Dans son intitulé, le «Traité établissant une Constitution pour l'Europe» ne
tranche pas. Et dans sa forme, cet «objet juridique non identifié» en quatre
parties donne des gages aux tenants du oui comme du non.
Par Jean QUATREMER
mardi 12 avril 2005 (Liberation - 06:00)
Bruxelles (UE) De notre correspondant
OUI
«S'il ne s'agissait pas d'une Constitution, personne n'aurait exigé la
consultation des
Français [...]. Pour recourir au référendum, il faut bien que ce soit un
texte de grande portée qui engage les citoyens.» François Bayrou, président
de l'UDF (in Oui, plaidoyer pour la Constitution européenne. Plon)

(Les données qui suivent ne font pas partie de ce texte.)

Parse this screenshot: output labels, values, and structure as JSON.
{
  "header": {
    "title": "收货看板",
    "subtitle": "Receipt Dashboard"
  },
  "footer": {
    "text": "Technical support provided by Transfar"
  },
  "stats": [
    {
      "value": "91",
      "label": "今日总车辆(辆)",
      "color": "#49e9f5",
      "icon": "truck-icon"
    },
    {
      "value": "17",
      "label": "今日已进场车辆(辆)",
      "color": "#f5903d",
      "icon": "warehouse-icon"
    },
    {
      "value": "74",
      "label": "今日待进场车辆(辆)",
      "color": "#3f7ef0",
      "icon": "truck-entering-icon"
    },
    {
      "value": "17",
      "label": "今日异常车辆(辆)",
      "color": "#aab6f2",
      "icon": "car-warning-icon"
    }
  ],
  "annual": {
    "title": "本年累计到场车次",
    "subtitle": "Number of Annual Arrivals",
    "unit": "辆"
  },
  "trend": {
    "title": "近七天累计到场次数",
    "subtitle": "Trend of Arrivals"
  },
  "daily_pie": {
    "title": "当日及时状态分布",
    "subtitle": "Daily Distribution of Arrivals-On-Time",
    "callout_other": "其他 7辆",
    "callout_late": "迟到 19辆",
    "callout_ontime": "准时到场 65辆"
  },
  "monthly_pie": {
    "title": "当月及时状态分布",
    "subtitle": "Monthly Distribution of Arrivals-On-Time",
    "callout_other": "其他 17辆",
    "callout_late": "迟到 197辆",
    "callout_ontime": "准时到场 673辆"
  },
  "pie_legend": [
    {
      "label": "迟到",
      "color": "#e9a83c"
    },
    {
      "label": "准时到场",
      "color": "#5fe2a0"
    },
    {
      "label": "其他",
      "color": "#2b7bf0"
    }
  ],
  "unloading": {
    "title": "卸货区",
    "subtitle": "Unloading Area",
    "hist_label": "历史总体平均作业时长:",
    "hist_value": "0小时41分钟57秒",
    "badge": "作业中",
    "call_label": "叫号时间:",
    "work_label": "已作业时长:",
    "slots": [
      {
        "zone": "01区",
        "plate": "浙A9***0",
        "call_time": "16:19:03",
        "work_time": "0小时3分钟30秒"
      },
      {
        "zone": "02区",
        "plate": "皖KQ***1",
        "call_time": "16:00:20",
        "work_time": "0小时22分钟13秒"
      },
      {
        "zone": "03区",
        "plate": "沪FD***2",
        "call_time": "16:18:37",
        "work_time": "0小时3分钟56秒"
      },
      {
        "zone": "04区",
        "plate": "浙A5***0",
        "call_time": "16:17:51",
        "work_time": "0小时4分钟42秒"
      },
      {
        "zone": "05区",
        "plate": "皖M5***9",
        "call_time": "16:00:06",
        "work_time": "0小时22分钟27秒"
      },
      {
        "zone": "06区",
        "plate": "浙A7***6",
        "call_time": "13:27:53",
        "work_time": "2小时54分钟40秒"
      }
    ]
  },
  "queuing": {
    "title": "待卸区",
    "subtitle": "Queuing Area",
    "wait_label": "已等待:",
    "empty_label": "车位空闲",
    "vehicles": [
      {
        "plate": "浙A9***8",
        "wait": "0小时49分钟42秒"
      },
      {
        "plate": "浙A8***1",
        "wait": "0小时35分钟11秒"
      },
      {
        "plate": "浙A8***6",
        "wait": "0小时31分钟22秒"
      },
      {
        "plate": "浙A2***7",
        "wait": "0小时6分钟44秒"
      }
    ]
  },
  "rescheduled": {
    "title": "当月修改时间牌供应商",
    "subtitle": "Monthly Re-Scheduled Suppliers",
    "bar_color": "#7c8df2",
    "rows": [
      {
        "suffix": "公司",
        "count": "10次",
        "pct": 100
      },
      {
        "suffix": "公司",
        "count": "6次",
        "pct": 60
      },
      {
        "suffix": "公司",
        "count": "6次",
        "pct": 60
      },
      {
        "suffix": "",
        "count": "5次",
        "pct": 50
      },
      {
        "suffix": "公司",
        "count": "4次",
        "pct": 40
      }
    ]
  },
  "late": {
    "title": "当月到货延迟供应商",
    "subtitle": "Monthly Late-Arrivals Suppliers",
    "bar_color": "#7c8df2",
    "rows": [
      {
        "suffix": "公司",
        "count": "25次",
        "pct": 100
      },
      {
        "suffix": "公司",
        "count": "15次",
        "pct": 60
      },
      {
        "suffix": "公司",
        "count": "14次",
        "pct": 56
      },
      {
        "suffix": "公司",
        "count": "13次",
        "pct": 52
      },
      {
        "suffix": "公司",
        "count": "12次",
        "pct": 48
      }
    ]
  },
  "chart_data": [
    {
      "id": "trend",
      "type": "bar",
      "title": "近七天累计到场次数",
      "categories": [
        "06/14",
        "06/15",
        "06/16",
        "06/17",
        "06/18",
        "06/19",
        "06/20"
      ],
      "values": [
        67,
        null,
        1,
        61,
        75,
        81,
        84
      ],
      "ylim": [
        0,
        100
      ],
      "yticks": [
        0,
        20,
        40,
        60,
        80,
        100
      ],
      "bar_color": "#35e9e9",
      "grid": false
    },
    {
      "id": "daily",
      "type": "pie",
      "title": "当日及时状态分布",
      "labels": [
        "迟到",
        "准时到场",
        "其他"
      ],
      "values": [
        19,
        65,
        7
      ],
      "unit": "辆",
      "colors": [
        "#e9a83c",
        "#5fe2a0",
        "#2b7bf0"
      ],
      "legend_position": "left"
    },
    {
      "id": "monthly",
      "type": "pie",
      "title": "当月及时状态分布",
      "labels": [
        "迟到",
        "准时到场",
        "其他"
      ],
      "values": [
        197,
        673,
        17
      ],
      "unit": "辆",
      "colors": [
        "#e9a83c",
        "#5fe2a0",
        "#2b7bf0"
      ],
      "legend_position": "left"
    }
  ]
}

L'intitulé est retors : la liste de 448 articles signée à Rome le 29 octobre
2004 par les vingt-cinq chefs d'Etat et de gouvernement de l'Union
européenne est un «traité établissant une Constitution pour l'Europe». C'est
l'alliance de la carpe et du lapin ! Traité ou Constitution, il faut
choisir. Le choix est loin d'être neutre. D'un côté, les tenants du non
tirent argument du fait qu'il s'agirait d'une véritable «loi fondamentale»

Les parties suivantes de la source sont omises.